Prince Charles speaks of 'harmony' at start of visit to both sides of the Irish border

Credit: Liam McBurney/PA

Charles and Camilla have just touched down in Northern Ireland at the start of a four day tour to the island of Ireland.

At the start of his tour the Prince of Wales spoke about the troubled past of this island at a visitor centre dedicated to the memory of late Nobel Laureate poet Seamus Heaney.

The Prince said: "I hope, in some way, this work will help show how our varied histories, voices and traditions can create all the greater harmony when they come together.

"After all it is differences that make harmony possible, even as it is the barriers that have been overcome that make friendship all the stronger.
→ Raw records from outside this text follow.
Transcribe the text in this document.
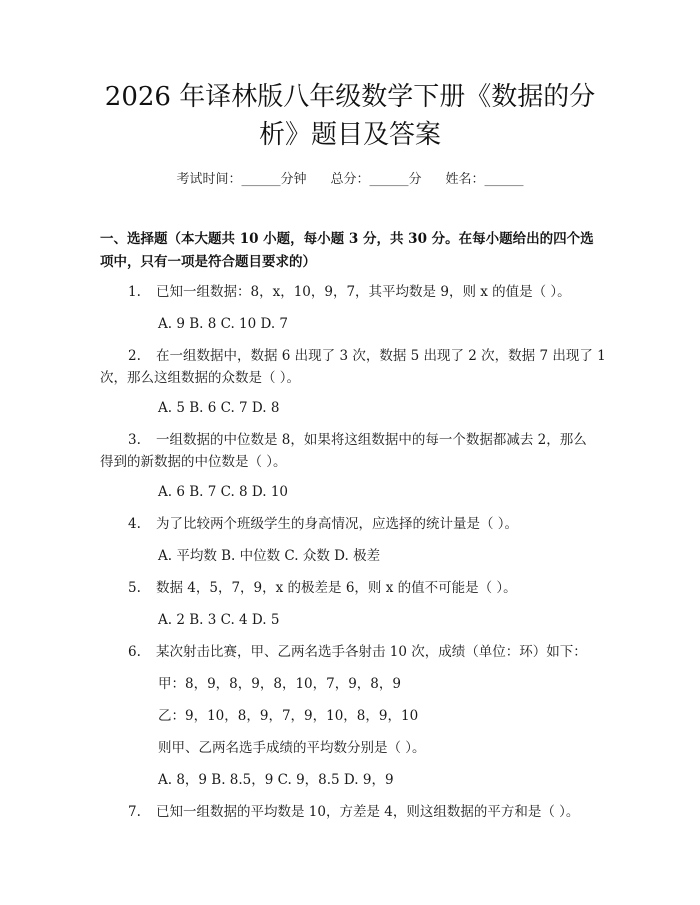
2026 年译林版八年级数学下册《数据的分
析》题目及答案
考试时间：______分钟 总分：______分 姓名：______
一、选择题（本大题共 10 小题，每小题 3 分，共 30 分。在每小题给出的四个选
项中，只有一项是符合题目要求的）
1. 已知一组数据：8，x，10，9，7，其平均数是 9，则 x 的值是（ ）。
A. 9 B. 8 C. 10 D. 7
2. 在一组数据中，数据 6 出现了 3 次，数据 5 出现了 2 次，数据 7 出现了 1
次，那么这组数据的众数是（ ）。
A. 5 B. 6 C. 7 D. 8
3. 一组数据的中位数是 8，如果将这组数据中的每一个数据都减去 2，那么
得到的新数据的中位数是（ ）。
A. 6 B. 7 C. 8 D. 10
4. 为了比较两个班级学生的身高情况，应选择的统计量是（ ）。
A. 平均数 B. 中位数 C. 众数 D. 极差
5. 数据 4，5，7，9，x 的极差是 6，则 x 的值不可能是（ ）。
A. 2 B. 3 C. 4 D. 5
6. 某次射击比赛，甲、乙两名选手各射击 10 次，成绩（单位：环）如下：
甲：8，9，8，9，8，10，7，9，8，9
乙：9，10，8，9，7，9，10，8，9，10
则甲、乙两名选手成绩的平均数分别是（ ）。
A. 8，9 B. 8.5，9 C. 9，8.5 D. 9，9
7. 已知一组数据的平均数是 10，方差是 4，则这组数据的平方和是（ ）。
Referring to a sequence of music to be performed here called 'Songs After Rain', Prince Charles added: "This part of the world has seen more than it's fair share of rain in every sense; I can only pray that the songs which follow will be all the sweeter for that."

Prince Charles was welcomed by crowds who were waiting to meet him Credit: Liam McBurney/PA

During their trip the Prince of Wales and Duchess of Cornwall will also visit County Antrim, Belfast and Hillsborough and then move to Dublin and Kilkenny in the Republic of Ireland.

Clarence House says the visit has been planned at the request of the Foreign Office which means their Royal Highnesses are being deployed once again to strengthen ties between the U.K. and other EU countries before Brexit talks get underway after the election.

The couple recently completed a similar tour of EU countries Romania, Italy and Austria.

Charles and Camilla are on a four day tour Credit: Liam McBurney/PA

Prince Charles and his wife will also officially open a memorial to police officers from the PSNI (formerly RUC) who have lost their lives in the line of duty.

Then in Dublin, Charles and Camilla will have talks with both the President and the Taoiseach (prime minister) and be guests at Kilkenny Castle for a display of hurling and Gaelic music.

At the end of the tour, they will visit a not-uncontroversial memorial in Glasnevin Cemetry in Dublin which records both Irish and British lives lost in the 1916 Easter uprising.